Proceedings of the Third International Conference on Language Resources and Evaluation (LREC 2002)

Abstract

Learning Bayesian Belief Networks (BBN) from corpora and incorporating the extracted inferring knowledge with a Support Vector Machines (SVM) classifier has been applied to the automatic acquisition of verb subcategorization frames for Modern Greek. We have made use of minimal linguistic resources, such as basic morphological tagging and phrase chunking, to demonstrate that verb subcategorization, which is of great significance for developing robust natural language human computer interaction systems, could be achieved using large corpora, without having any general-purpose syntactic parser at all. Moreover, by taking advantage of the plethora in unlabeled data found in text corpora in addition to some available labeled examples, we overcome the expensive task of annotating the whole set of training data and the performance of the subcategorization frames learner is increased. We argue that a classifier generated from BBN and SVM is well suited for learning to identify verb subcategorization frames.

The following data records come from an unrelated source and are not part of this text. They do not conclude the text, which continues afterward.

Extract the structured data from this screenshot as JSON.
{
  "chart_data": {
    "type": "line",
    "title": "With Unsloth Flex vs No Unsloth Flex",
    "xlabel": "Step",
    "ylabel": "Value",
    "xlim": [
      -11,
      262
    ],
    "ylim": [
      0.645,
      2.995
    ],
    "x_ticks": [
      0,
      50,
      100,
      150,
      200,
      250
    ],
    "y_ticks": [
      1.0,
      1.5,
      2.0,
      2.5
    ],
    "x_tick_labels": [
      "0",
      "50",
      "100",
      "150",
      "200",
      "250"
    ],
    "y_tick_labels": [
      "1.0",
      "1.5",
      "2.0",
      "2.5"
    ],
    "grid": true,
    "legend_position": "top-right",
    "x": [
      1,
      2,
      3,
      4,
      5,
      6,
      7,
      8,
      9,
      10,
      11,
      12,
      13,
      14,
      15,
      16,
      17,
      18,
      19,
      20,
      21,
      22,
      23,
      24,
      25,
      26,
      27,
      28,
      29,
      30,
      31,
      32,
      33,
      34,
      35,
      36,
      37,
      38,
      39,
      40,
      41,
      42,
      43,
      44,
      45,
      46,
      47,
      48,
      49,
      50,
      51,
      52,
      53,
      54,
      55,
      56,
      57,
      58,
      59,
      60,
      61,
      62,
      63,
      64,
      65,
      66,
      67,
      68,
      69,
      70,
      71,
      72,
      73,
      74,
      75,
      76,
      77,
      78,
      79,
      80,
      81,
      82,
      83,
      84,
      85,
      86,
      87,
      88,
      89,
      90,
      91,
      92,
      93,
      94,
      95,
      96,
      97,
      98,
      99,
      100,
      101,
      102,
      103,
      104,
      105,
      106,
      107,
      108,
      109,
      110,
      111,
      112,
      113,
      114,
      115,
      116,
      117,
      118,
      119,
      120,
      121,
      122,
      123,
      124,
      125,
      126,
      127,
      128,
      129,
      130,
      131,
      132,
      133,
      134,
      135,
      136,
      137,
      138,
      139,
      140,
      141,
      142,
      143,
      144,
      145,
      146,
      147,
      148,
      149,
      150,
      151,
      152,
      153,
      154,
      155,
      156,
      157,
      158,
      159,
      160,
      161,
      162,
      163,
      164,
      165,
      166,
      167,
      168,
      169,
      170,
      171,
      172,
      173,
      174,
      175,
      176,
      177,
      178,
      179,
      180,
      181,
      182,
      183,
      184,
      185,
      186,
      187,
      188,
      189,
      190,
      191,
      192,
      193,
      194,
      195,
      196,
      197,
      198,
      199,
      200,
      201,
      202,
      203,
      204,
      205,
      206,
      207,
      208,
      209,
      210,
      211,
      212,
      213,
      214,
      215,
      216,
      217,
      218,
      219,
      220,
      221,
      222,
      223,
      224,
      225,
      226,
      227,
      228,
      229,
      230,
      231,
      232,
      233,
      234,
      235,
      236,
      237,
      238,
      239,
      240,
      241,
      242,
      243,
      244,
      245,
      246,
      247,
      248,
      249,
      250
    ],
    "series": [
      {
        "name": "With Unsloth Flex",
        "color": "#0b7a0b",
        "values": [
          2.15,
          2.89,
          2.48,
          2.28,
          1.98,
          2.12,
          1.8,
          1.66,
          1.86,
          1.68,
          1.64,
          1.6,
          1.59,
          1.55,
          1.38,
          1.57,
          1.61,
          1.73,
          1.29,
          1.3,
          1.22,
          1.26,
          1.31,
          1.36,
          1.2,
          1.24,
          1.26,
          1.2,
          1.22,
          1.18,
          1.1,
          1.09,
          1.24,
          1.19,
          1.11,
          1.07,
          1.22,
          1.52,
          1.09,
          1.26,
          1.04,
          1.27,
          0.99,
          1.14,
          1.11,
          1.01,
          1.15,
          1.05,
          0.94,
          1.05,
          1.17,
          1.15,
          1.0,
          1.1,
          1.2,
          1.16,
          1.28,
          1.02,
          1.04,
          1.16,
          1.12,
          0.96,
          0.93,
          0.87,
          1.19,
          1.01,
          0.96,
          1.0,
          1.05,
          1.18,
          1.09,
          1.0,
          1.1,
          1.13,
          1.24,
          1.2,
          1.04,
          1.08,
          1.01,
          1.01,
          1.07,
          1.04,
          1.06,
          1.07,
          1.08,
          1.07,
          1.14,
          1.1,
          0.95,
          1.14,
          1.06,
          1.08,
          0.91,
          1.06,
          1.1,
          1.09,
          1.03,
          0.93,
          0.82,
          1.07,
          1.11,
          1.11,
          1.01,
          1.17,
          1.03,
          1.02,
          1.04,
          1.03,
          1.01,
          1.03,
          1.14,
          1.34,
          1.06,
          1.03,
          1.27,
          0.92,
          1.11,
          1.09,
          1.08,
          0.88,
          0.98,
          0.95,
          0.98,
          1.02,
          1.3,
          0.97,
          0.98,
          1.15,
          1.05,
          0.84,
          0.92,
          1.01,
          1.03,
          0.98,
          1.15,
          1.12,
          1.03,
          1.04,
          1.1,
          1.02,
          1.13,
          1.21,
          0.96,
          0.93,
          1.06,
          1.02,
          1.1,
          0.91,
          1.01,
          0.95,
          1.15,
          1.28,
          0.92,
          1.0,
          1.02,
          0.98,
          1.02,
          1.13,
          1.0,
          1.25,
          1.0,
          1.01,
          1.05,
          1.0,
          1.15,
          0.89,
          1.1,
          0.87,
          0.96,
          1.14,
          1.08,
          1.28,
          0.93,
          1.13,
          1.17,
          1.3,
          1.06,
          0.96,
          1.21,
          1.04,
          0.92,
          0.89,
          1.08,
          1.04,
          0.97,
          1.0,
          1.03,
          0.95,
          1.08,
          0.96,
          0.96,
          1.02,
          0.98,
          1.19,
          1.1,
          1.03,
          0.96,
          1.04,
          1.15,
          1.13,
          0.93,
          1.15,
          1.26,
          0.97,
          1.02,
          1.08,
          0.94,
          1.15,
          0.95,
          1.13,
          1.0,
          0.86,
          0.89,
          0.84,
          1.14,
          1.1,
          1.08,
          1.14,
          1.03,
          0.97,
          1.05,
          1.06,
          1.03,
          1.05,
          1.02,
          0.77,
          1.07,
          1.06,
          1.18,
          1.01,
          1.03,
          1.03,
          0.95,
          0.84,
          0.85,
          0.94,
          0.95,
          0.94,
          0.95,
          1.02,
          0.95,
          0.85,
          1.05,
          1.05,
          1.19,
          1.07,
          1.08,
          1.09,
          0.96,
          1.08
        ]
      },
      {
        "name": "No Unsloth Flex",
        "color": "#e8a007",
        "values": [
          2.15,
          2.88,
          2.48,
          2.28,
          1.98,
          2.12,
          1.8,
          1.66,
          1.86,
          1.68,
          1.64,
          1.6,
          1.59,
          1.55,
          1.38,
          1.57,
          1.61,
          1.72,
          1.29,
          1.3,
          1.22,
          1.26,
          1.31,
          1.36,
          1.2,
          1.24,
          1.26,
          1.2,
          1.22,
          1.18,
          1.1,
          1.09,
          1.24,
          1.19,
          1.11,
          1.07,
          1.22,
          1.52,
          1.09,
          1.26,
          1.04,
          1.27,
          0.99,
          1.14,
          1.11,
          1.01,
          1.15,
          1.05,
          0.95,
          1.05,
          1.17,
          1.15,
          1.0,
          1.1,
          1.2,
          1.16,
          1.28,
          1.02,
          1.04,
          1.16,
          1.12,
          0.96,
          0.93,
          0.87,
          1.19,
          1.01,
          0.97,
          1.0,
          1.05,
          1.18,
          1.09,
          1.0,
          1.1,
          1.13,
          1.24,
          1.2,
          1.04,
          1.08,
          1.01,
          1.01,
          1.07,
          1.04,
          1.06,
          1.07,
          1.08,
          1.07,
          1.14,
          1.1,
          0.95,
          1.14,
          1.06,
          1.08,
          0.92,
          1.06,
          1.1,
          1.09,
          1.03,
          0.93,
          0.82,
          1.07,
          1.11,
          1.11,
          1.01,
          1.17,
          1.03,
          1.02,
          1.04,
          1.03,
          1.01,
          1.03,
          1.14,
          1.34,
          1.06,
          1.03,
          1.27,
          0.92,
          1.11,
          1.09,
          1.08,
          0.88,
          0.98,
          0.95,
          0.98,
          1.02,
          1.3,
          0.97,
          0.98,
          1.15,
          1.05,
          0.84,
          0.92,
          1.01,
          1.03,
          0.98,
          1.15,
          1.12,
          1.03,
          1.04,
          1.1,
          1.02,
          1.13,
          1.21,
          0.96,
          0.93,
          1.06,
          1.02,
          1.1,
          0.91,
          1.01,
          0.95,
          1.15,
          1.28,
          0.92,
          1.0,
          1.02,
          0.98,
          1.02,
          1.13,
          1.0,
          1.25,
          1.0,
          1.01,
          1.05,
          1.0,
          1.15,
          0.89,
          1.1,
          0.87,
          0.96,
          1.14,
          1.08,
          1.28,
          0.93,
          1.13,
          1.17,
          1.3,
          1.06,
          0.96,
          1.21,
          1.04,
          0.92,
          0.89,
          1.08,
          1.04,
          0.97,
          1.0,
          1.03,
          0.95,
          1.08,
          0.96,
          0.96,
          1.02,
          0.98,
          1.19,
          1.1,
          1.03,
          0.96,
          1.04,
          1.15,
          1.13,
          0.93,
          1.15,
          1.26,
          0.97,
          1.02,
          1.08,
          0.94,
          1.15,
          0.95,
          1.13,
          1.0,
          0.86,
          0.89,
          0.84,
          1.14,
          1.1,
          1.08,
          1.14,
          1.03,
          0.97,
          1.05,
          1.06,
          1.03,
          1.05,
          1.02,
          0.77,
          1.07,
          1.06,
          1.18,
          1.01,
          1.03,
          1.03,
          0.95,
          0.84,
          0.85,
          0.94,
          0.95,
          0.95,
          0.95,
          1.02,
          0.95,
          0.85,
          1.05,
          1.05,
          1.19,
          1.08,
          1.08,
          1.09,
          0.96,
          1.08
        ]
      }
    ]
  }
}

Empirical results will support this claim. Performance has been methodically evaluated using two different corpora, one balanced and one domain-specific in order to determine the unbiased behavior of the trained models. Limited training data are proved to endow with satisfactory results. We have been able to achieve precision exceeding 90% on the identification of subcategorization frames which were not known beforehand. The obtained valid frames have been used to fill out the subcategorization field of verb entries in an HPSG-like lexicon using the LKB grammar development environment.